Les lumières du supermarché s'étaient éteintes d'un coup.
Immédiatement les torches des téléphones portables avaient pris le relais.
Et aux cris humains s’étaient mêlés des cris de créatures.
Kalimatou s’était raidie sur place tandis que devinant à peine les étalages qui l'entouraient, elle se faisait rudement bousculer par des clients devenus hystériques.
Ses cheveux afros traversés par une onde électrique, elle avait soudainement froid dans son ensemble de sport rose. Tout arrivait si vite qu'elle ne réalisait pas vraiment ce qu'il se passait. L'obscurité lui donnait la sensation de ne pas s'être réveillée de sa sieste quelques heures plus tôt. Rien n'était proprement visible ; on entendait des bruits de verre qui se brisaient, des bouteilles qui éclataient, des plaintes, des cris, des pleurs mais surtout des hurlements inqualifiables. Ils n'étaient pas humains… et Kalimatou était quasiment certaine qu'ils ne surgissaient pas de gorges d'animaux terrestres.

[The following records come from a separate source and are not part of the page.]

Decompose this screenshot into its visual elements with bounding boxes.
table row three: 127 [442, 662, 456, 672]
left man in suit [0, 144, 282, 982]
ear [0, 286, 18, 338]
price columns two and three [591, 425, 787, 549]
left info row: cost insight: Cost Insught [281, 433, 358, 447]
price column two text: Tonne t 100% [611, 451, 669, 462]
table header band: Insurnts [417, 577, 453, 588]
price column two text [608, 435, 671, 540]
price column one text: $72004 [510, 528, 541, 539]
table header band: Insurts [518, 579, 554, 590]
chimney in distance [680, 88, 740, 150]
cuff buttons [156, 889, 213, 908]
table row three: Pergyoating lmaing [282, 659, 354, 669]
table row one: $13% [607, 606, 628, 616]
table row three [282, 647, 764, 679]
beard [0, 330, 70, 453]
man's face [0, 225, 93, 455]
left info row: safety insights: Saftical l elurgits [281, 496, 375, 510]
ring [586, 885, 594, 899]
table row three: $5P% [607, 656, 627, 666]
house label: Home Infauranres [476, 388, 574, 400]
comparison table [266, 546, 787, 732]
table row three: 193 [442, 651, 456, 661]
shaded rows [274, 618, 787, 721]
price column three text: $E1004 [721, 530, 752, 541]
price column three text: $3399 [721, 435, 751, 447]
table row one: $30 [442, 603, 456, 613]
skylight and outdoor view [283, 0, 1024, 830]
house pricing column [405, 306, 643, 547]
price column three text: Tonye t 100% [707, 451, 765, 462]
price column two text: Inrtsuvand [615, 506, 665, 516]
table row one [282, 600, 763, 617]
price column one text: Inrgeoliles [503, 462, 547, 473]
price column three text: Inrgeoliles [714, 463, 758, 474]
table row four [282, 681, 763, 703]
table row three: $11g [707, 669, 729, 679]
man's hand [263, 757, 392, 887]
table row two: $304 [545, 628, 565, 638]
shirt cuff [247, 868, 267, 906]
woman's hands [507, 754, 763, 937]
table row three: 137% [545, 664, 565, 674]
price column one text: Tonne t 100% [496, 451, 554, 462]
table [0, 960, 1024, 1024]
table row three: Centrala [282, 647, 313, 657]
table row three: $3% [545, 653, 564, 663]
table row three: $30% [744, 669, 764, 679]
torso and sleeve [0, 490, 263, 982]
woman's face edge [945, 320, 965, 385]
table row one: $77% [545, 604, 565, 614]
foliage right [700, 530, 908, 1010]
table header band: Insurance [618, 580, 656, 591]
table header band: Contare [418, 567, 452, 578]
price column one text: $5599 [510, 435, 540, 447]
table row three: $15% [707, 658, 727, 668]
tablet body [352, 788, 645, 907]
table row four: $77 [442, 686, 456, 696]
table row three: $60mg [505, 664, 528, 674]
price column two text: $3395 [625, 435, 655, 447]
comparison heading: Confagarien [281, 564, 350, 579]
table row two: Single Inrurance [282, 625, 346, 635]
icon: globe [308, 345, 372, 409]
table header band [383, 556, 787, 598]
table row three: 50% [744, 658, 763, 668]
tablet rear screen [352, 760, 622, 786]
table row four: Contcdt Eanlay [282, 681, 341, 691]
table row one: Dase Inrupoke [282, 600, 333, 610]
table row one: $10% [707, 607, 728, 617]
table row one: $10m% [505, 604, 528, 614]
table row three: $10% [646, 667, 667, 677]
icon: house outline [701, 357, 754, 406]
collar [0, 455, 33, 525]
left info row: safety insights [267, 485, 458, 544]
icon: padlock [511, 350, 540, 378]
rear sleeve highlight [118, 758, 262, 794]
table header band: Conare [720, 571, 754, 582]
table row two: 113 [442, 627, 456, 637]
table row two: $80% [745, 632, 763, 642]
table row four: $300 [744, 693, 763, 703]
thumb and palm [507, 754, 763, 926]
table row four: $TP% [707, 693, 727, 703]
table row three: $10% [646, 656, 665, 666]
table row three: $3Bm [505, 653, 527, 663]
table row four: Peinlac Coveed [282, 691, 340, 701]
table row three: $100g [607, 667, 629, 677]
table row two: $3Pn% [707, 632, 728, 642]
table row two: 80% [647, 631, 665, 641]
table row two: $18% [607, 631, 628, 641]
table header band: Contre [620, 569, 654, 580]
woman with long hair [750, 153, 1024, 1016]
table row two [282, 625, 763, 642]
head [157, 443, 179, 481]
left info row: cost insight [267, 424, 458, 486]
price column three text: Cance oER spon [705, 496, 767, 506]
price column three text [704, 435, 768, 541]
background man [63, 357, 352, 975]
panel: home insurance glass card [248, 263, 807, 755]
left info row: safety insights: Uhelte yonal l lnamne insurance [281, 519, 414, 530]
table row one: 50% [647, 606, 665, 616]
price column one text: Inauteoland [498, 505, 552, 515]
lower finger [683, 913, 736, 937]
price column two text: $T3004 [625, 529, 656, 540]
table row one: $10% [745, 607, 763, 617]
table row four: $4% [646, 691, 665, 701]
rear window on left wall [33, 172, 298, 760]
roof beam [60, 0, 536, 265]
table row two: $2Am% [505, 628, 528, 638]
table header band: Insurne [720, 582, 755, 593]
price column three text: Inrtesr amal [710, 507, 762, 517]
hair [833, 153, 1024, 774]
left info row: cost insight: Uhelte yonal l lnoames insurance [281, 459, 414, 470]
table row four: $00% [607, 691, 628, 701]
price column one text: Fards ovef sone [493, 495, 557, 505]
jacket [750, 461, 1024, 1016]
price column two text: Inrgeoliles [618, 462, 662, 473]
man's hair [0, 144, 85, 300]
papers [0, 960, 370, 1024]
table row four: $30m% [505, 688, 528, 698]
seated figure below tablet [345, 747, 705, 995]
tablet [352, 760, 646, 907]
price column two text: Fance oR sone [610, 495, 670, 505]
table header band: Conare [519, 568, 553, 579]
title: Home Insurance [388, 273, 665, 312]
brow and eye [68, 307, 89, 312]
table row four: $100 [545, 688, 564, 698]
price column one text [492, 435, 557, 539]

Elle tremblait tellement que ses dents flanquaient par moment. Quelqu'un la bouscula violemment et elle se retrouva les mains et les genoux à terre presque étonnée de savoir son corps encore capable de s'articuler - et ce fut son signal, enfin tenant son sac à bout de bras elle courut.
Kalimatou connaissait ce supermarché par coeur pour autant sortir ne fut pas une mince affaire. Elle se heurta à ce qui lui parut être un corps humain et tomba à plat ventre dans une flaque visqueuse, mais comprenant qu'il s'agissait d’une question de vie ou de mort elle se releva aussitôt et sortie enfin du supermarché... Pour se retrouver dans une rue où le chaos avait progressé plus gravement encore...
Les gens couraient dans tous les sens chassés par des créatures géantes dont Kalimatou ne devinait qu'une partie de leur monstruosité. Les lumières de la ville étaient toutes éteintes, des objets volaient dans tous les sens jetés par certains essayant de se défendre. Les créatures tuaient sans répit ni raison, même pas celle de la faim car elles ne dévoraient aucune de leurs victimes.
Kalimatou poussa un cri d'horreur incontrôlable qui la surprit elle-même, puis elle courut aussi prudemment et vite qu'elle le pouvait vers son quartier. A deux reprises un cadavre atterrit près d'elle. Elle suait, le coeur cognant dans la poitrine et les oreilles bourdonnant de tout ce vacarme horrible.
Des véhicules entraient en collision, la terreur régnait.
Kalimatou habitait au cinquième étage d'un HLM qui se situait à peine à cinq minutes et même en courant ce fut le trajet le plus horrifiant de toute son existence.
Lorsqu'elle arriva enfin dans son hall d'entrée elle tomba sur quelques voisins qui lui firent signe de descendre à la cave.
Une fois qu'elle passa la porte ils achevèrent de se barricader.